プロローグ③



「ふぅ。事情は分かった」



声を発する事が出来るようになったのは感覚で分かった。

だが、それでも納得は出来てない点がある。



「それを抜きにしたとして、どうして俺なんだ?俺じゃないとダメな根拠を明確に教えてくれ」


『まだ分からないの?頭悪いんじゃない?』


「園児は黙ってパパのとこに帰んな」



ムキーーッと猿みたいに発狂するアズリューリュは放っておくとして、今は確信を得たい。


どうして俺なのか?


それを聞かなければ次のステップには行かない気がする。



『弱者一人を助けるべく、数百人の咎人を相手に一人で特攻をかけ最上位の自己犠牲を払った主の行いは常人の人間に考えられる術の範疇を超越しておる。死を予期せず、必勝を胸に据え置く主は大馬鹿者だ』


「おい」


「だが、主は事実上、弱者を助けその場からは帰還している。数百人を相手に一切の泣き言を言わずして無事に救ったのだ。
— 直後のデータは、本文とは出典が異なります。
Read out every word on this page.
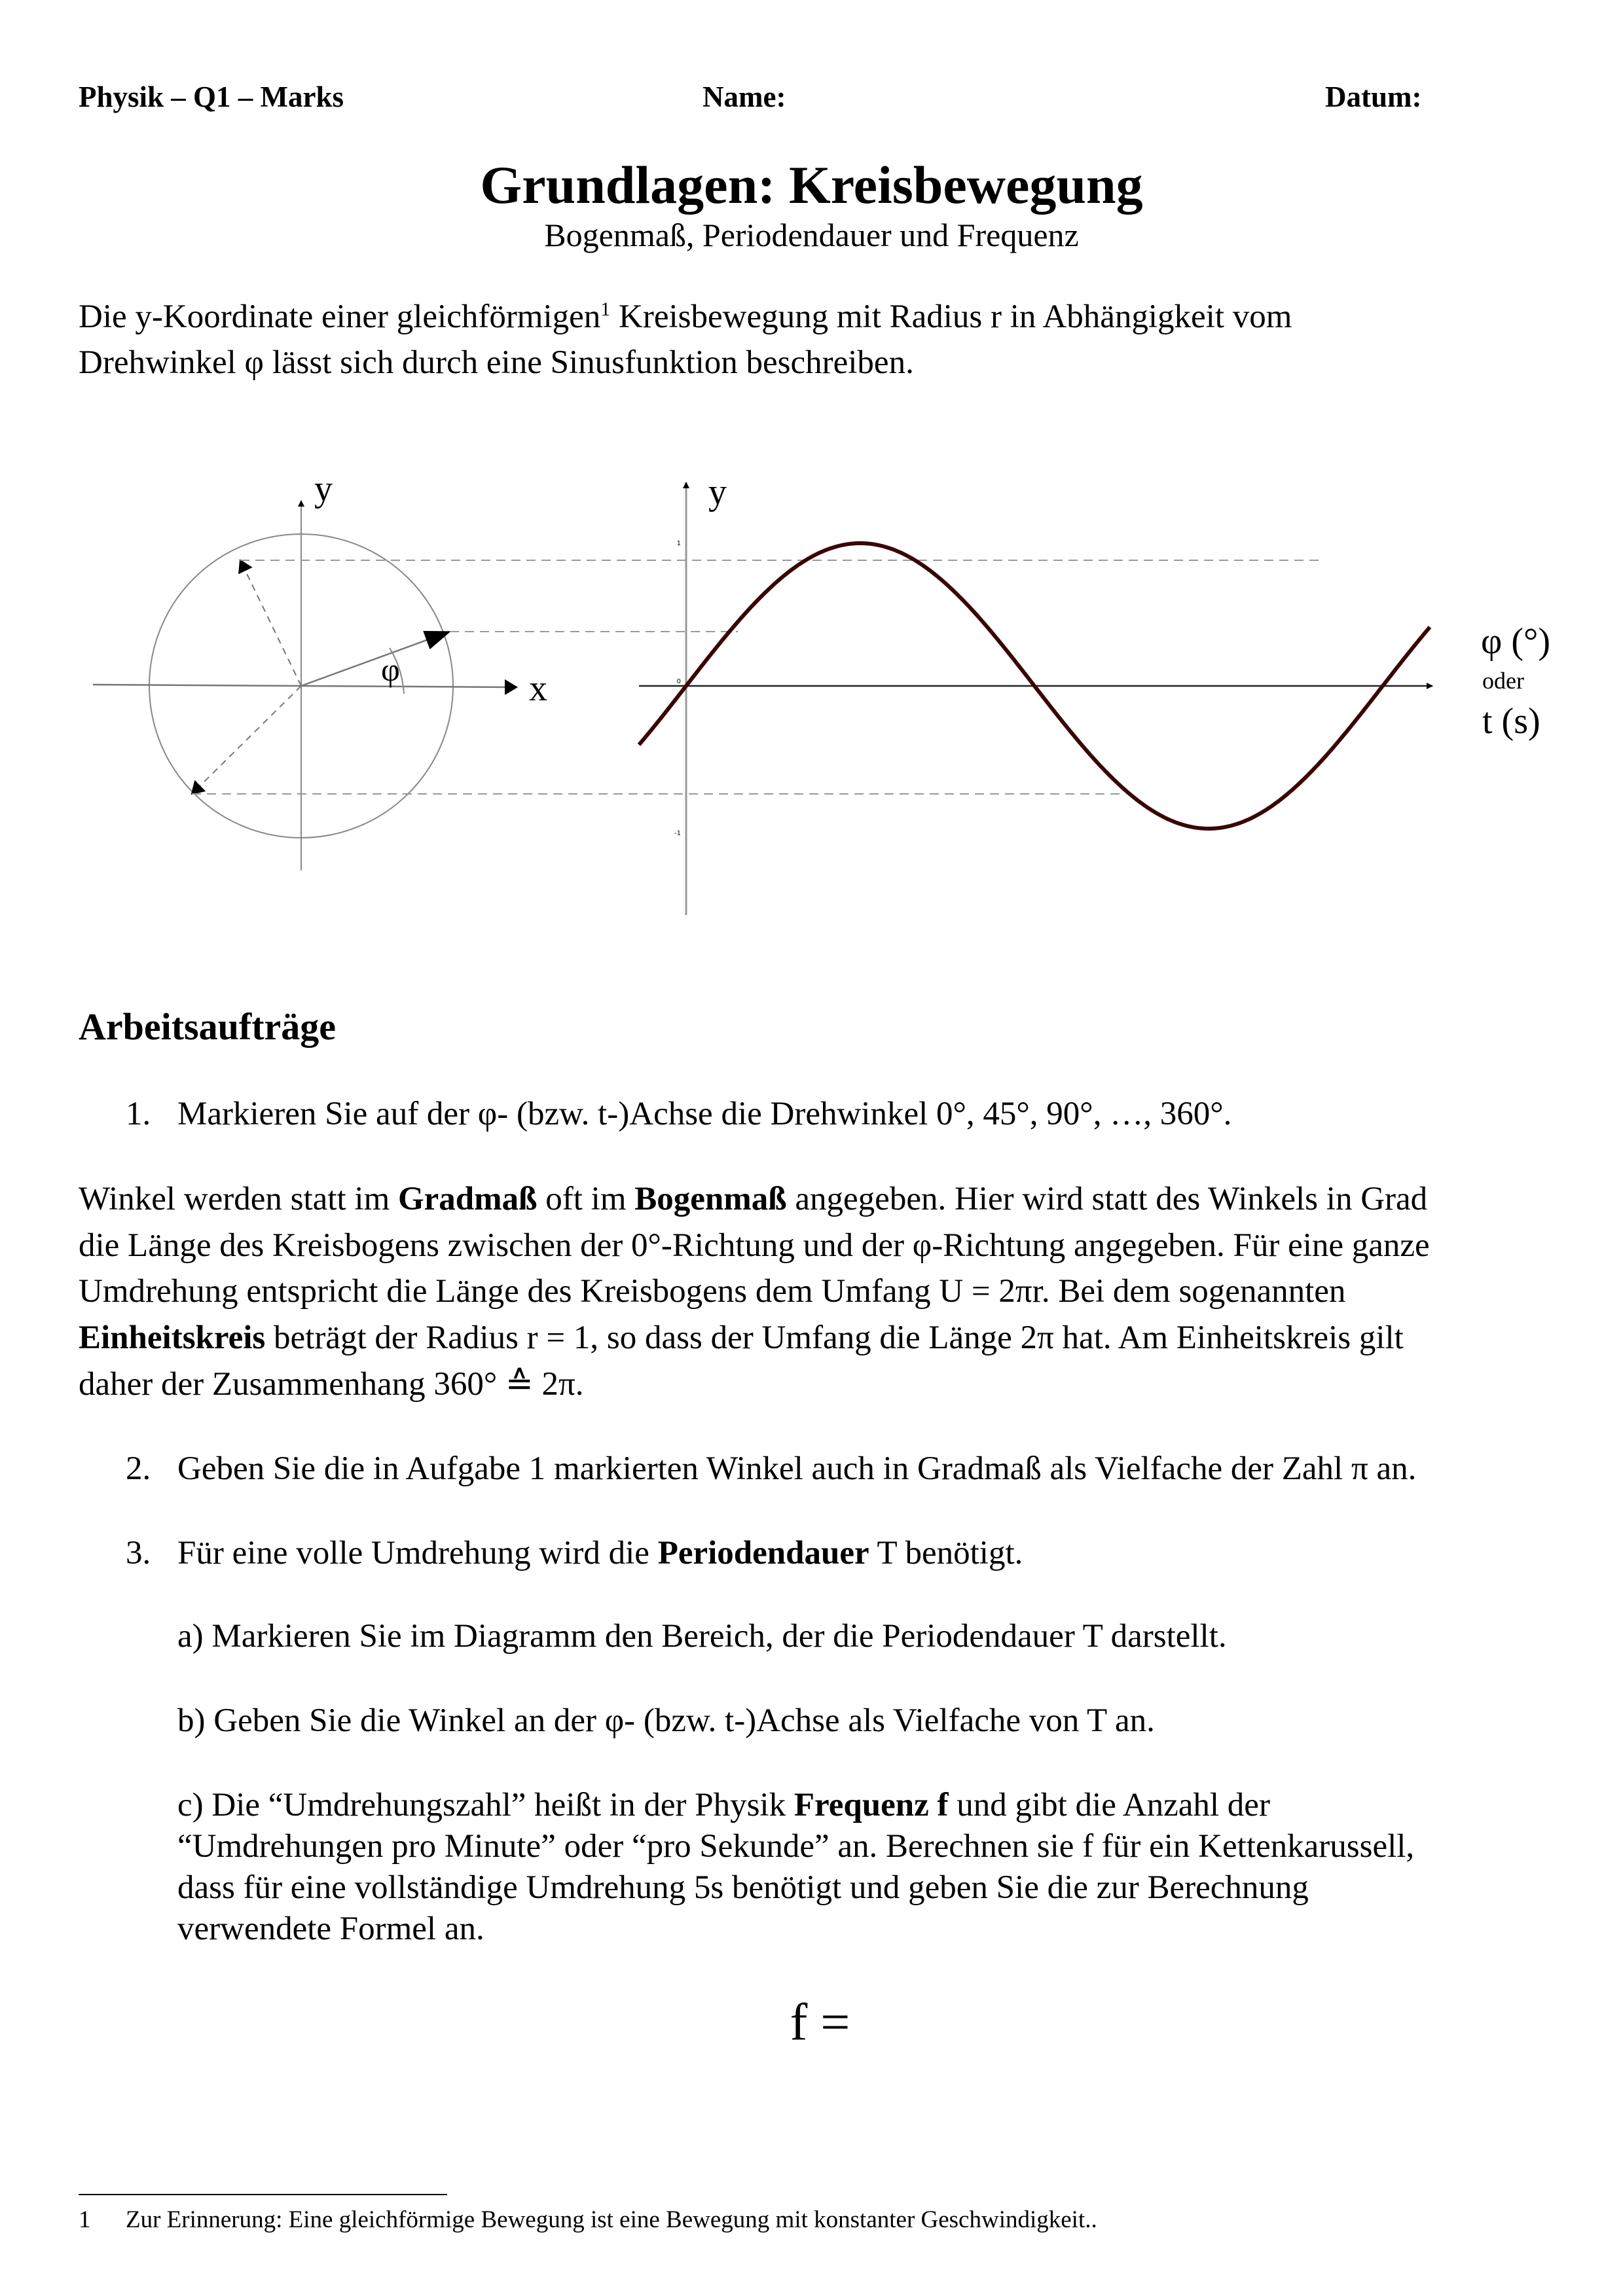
Physik – Q1 – Marks	Name:	Datum:
Grundlagen: Kreisbewegung
Bogenmaß, Periodendauer und Frequenz
Die y-Koordinate einer gleichförmigen$^1$ Kreisbewegung mit Radius r in Abhängigkeit vom
Drehwinkel φ lässt sich durch eine Sinusfunktion beschreiben.
y
x
φ
y
1
0
-1
φ (°)
oder
t (s)
Arbeitsaufträge
1. Markieren Sie auf der φ- (bzw. t-)Achse die Drehwinkel 0°, 45°, 90°, …, 360°.
Winkel werden statt im Gradmaß oft im Bogenmaß angegeben. Hier wird statt des Winkels in Grad
die Länge des Kreisbogens zwischen der 0°-Richtung und der φ-Richtung angegeben. Für eine ganze
Umdrehung entspricht die Länge des Kreisbogens dem Umfang U = 2πr. Bei dem sogenannten
Einheitskreis beträgt der Radius r = 1, so dass der Umfang die Länge 2π hat. Am Einheitskreis gilt
daher der Zusammenhang 360° ≙ 2π.
2. Geben Sie die in Aufgabe 1 markierten Winkel auch in Gradmaß als Vielfache der Zahl π an.
3. Für eine volle Umdrehung wird die Periodendauer T benötigt.
a) Markieren Sie im Diagramm den Bereich, der die Periodendauer T darstellt.
b) Geben Sie die Winkel an der φ- (bzw. t-)Achse als Vielfache von T an.
c) Die “Umdrehungszahl” heißt in der Physik Frequenz f und gibt die Anzahl der
“Umdrehungen pro Minute” oder “pro Sekunde” an. Berechnen sie f für ein Kettenkarussell,
dass für eine vollständige Umdrehung 5s benötigt und geben Sie die zur Berechnung
verwendete Formel an.
f =
1 Zur Erinnerung: Eine gleichförmige Bewegung ist eine Bewegung mit konstanter Geschwindigkeit..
純粋な正義の持ち主でなければそんな荒業をこなす事など出来ん」


「おいって」


『結果的に主の行いは弱者の暗転により事なきを得てしまった。その弱者にはそれ相応のーーー』



ギリギリッーーギリギリッーー



「もう一度、その弱者(ワード)を使ってみろ?神殺しを成し遂げる結果になるぞ」


『き、君!?ど、どうして動けるの』



決して、御厨総司の前では言ってはならないキーワードがある。

それが例え超越するものであろうとも、権化の塊であろうとも、触れてはならない事象。


神は身動きを封じる為に楔を打ち込んでいた。


だが、そのタガは一つの感情と共に引きちぎれる。


怒り。


それが御厨総司が己の中に眠る正義を呼び起こすスイッチになっている。

ただ怒れば力を覚醒させるのか?


否。


理不尽な事象・事柄

圧倒的な強者の権化

残酷で非道な調和 など。


全ての事象が個の為だけに働いてる現状や過去、その未来に繋がる糧となって時、彼は自身の爆発を抑制出来なくなる。


現に、神の御技を持ってしても、強制力は発動しない。


どういう原理で、どういう解釈をすればいいのかをアズリューリュは試行錯誤していた。



「世の中、不平等だとは思わないのか?神は二物を与えず。とは良く言えたものだと思うぜ。不条理でしかないクソみたいな世界からやっとの思いで解放されたと思えば、転生しろ?ふざけんじゃねぇぞ!!お前ら神まで弱肉強食を強いるっていうんなら、かかってこい」



神に喧嘩を売った男、御厨総司には何の迷いも無かった。

設置された椅子を蹴り飛ばし、けたたましい怒声を張り上げては青筋を浮かべてブチギレる。



『申し訳ない』



人と神の喧嘩・・・それは起きない。


何故なら神は巨体を揺らしながら、人に頭を下げたからだ。


やりあう気満々だっただけに、流石に面食らった。

機械でも木偶の坊でもなく、本当に巨大な神である事の証明にも繋がった。



『か、神様は君の味方をしただけ、じゃないか』


「黙れ」


『黙らない、よ。君の所業に対してあまりに残酷な謝礼じゃないか!それを神様が咎める事のな、にが悪いっていうんだ』



身体を萎縮させながらおどおどしくも自身の強い意見を口にするアズリューリュ。


神の御技を感情だけで解いてのけた人間にビビらない方がおかしいというモノ。


だがその眼差しと言葉には芯の強さが感じ取れる。

恐怖に支配される自我を懸命に引き戻そうとするその思いと行動に、総司は感情を静めた。


的を得ている道理だからこそというのも尾を引いているのは確かだからだ。